De heer Dittrich (D66):

Voorzitter. Ik werd verrast door het voorstel voor een hoofdelijke stemming. Ik begrijp uw voorstel om het in januari te doen. Ik constateer als voorzitter van de vaste Kamercommissie voor Binnenlandse Zaken dat wij in commissieverband hier helemaal niet over hebben gesproken. Het is dus een verrassing. Het moet me van het hart dat het me spijt voor de mensen op de tribune. Sommigen zitten hier al vanaf 8.30 uur, in een rolstoel. Ze zijn hiernaartoe gekomen, hebben hier de hele dag op de tribune naar ons zitten luisteren, zijn gebleven voor de stemming en zijn vervolgens ook verrast te moeten horen dat de stemming in januari zal plaatsvinden. Het spijt me voor de mensen op de tribune dat het zo moet lopen, maar het is niet anders.

De voorzitter:

Dank u wel, meneer Dittrich, en u zegt dit ook als voorzitter van de betreffende commissie. Mevrouw Nanninga.

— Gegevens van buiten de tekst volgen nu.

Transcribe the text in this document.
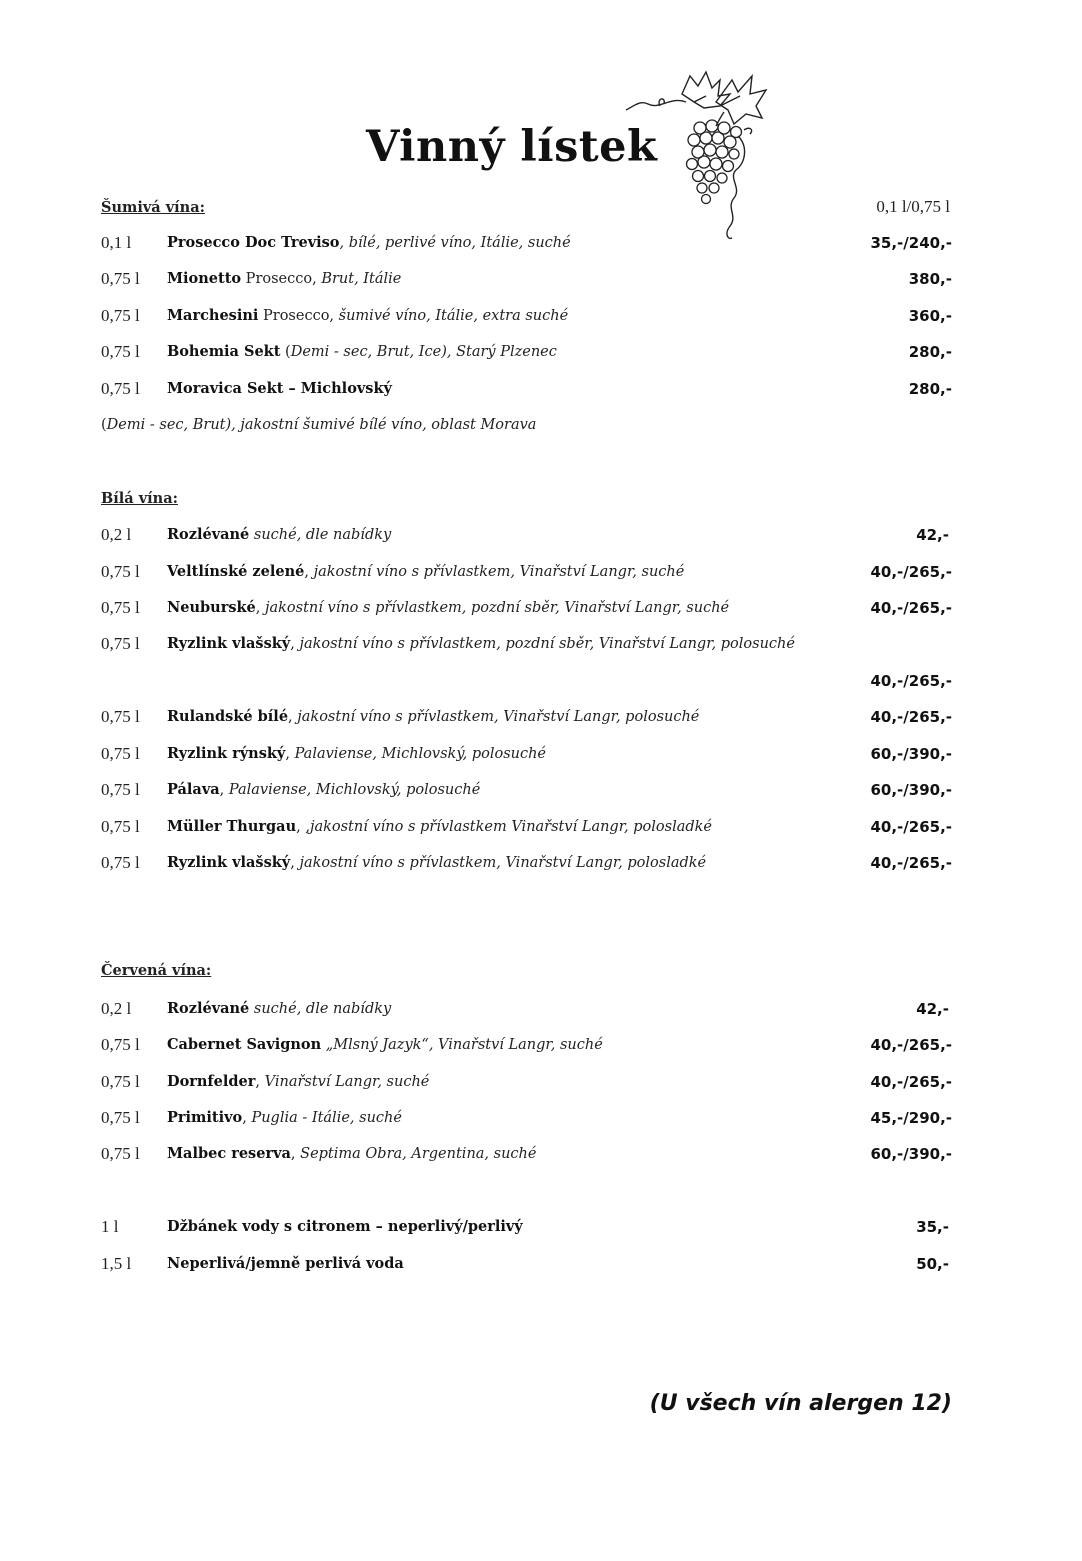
Vinný lístek
Šumivá vína:	0,1 l/0,75 l
0,1 l Prosecco Doc Treviso, bílé, perlivé víno, Itálie, suché	35,-/240,-
0,75 l Mionetto Prosecco, Brut, Itálie	380,-
0,75 l Marchesini Prosecco, šumivé víno, Itálie, extra suché	360,-
0,75 l Bohemia Sekt (Demi - sec, Brut, Ice), Starý Plzenec	280,-
0,75 l Moravica Sekt – Michlovský	280,-
(Demi - sec, Brut), jakostní šumivé bílé víno, oblast Morava
Bílá vína:
0,2 l Rozlévané suché, dle nabídky	42,-
0,75 l Veltlínské zelené, jakostní víno s přívlastkem, Vinařství Langr, suché	40,-/265,-
0,75 l Neuburské, jakostní víno s přívlastkem, pozdní sběr, Vinařství Langr, suché	40,-/265,-
0,75 l Ryzlink vlašský, jakostní víno s přívlastkem, pozdní sběr, Vinařství Langr, polosuché
40,-/265,-
0,75 l Rulandské bílé, jakostní víno s přívlastkem, Vinařství Langr, polosuché	40,-/265,-
0,75 l Ryzlink rýnský, Palaviense, Michlovský, polosuché	60,-/390,-
0,75 l Pálava, Palaviense, Michlovský, polosuché	60,-/390,-
0,75 l Müller Thurgau, ,jakostní víno s přívlastkem Vinařství Langr, polosladké	40,-/265,-
0,75 l Ryzlink vlašský, jakostní víno s přívlastkem, Vinařství Langr, polosladké	40,-/265,-
Červená vína:
0,2 l Rozlévané suché, dle nabídky	42,-
0,75 l Cabernet Savignon „Mlsný Jazyk“, Vinařství Langr, suché	40,-/265,-
0,75 l Dornfelder, Vinařství Langr, suché	40,-/265,-
0,75 l Primitivo, Puglia - Itálie, suché	45,-/290,-
0,75 l Malbec reserva, Septima Obra, Argentina, suché	60,-/390,-
1 l	Džbánek vody s citronem – neperlivý/perlivý	35,-
1,5 l Neperlivá/jemně perlivá voda	50,-
(U všech vín alergen 12)
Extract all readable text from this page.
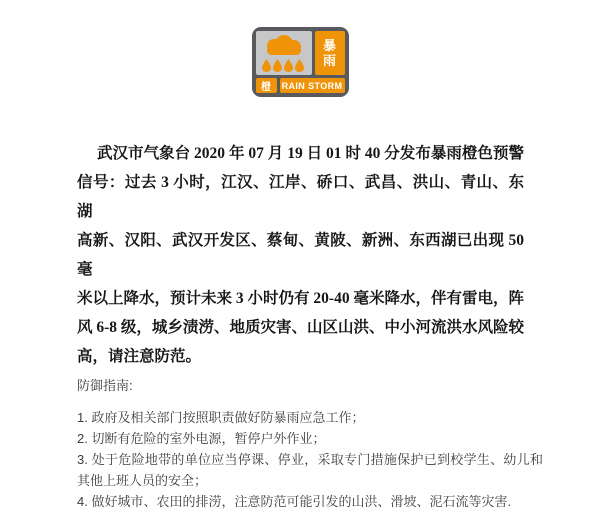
暴
雨
橙	RAIN STORM
武汉市气象台 2020 年 07 月 19 日 01 时 40 分发布暴雨橙色预警
信号：过去 3 小时，江汉、江岸、硚口、武昌、洪山、青山、东湖
高新、汉阳、武汉开发区、蔡甸、黄陂、新洲、东西湖已出现 50 毫
米以上降水，预计未来 3 小时仍有 20-40 毫米降水，伴有雷电，阵
风 6-8 级，城乡渍涝、地质灾害、山区山洪、中小河流洪水风险较
高，请注意防范。
防御指南:
1. 政府及相关部门按照职责做好防暴雨应急工作；
2. 切断有危险的室外电源，暂停户外作业；
3. 处于危险地带的单位应当停课、停业，采取专门措施保护已到校学生、幼儿和其他上班人员的安全；
4. 做好城市、农田的排涝，注意防范可能引发的山洪、滑坡、泥石流等灾害.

Mevrouw Nanninga (Fractie-Nanninga):

Voorzitter, dank u wel. Steun voor het ordevoorstel. Het is natuurlijk het goed recht van de PVV om een hoofdelijke stemming aan te vragen. Wij hebben al aangegeven tegen te zullen stemmen. Ik wil er wel nog bij zeggen dat ik dit een heel lelijke gang van zaken vind. Ik had het de mensen op de publieke tribune inderdaad ook niet gegund. Ook voor de indieners en verdedigers van het initiatiefvoorstel had ik het echt graag anders willen zien, ongeacht onze mening over dit voorstel. Steun voor het ordevoorstel om volgend jaar te stemmen, maar ik ben hier niet blij mee. Ik vind het onbeschoft.

De voorzitter:

Ook voor u geldt, mevrouw Nanninga, dat ik dat laatste bijvoeglijk naamwoord eigenlijk niet zo passend vind naar een collega. De heer Koole.

De heer Koole (PvdA):

Ja, voorzitter, ik ben ook zeer verrast door het voorstel van de PVV om hoofdelijk te stemmen. Het was niet aangekondigd en er is volgens mij geen enkele reden toe. Ze hebben het recht om het te doen, maar er is geen enkele reden. We hebben een goed debat gevoerd. Voor de mensen op de publieke tribune en thuis willen we het debat op een gegeven moment ook op een nette manier afsluiten. Dat had mooi gekund en dat is nu onmogelijk. Het ordevoorstel van de voorzitter om het in januari te doen, zullen we dan maar steunen.

De voorzitter:

Dank u wel, meneer Koole. De heer Janssen.

De heer Janssen (SP):

Voorzitter. Gelet op de situatie: steun voor het voorstel van orde zoals u dat heeft gedaan. Ik zou bijna zeggen "met excuses aan de mensen op de publieke tribune", want dit is niet zoals het hier zou moeten gaan. Iedereen heeft het recht om een hoofdelijke stemming aan te vragen. Dit had ook vanmiddag aangekondigd kunnen worden in het College van Senioren. Ik betreur het met name voor al die mensen die hier de hele dag hebben uitgezeten om dit met elkaar te kunnen afsluiten. Dat zal dan helaas moeten wachten.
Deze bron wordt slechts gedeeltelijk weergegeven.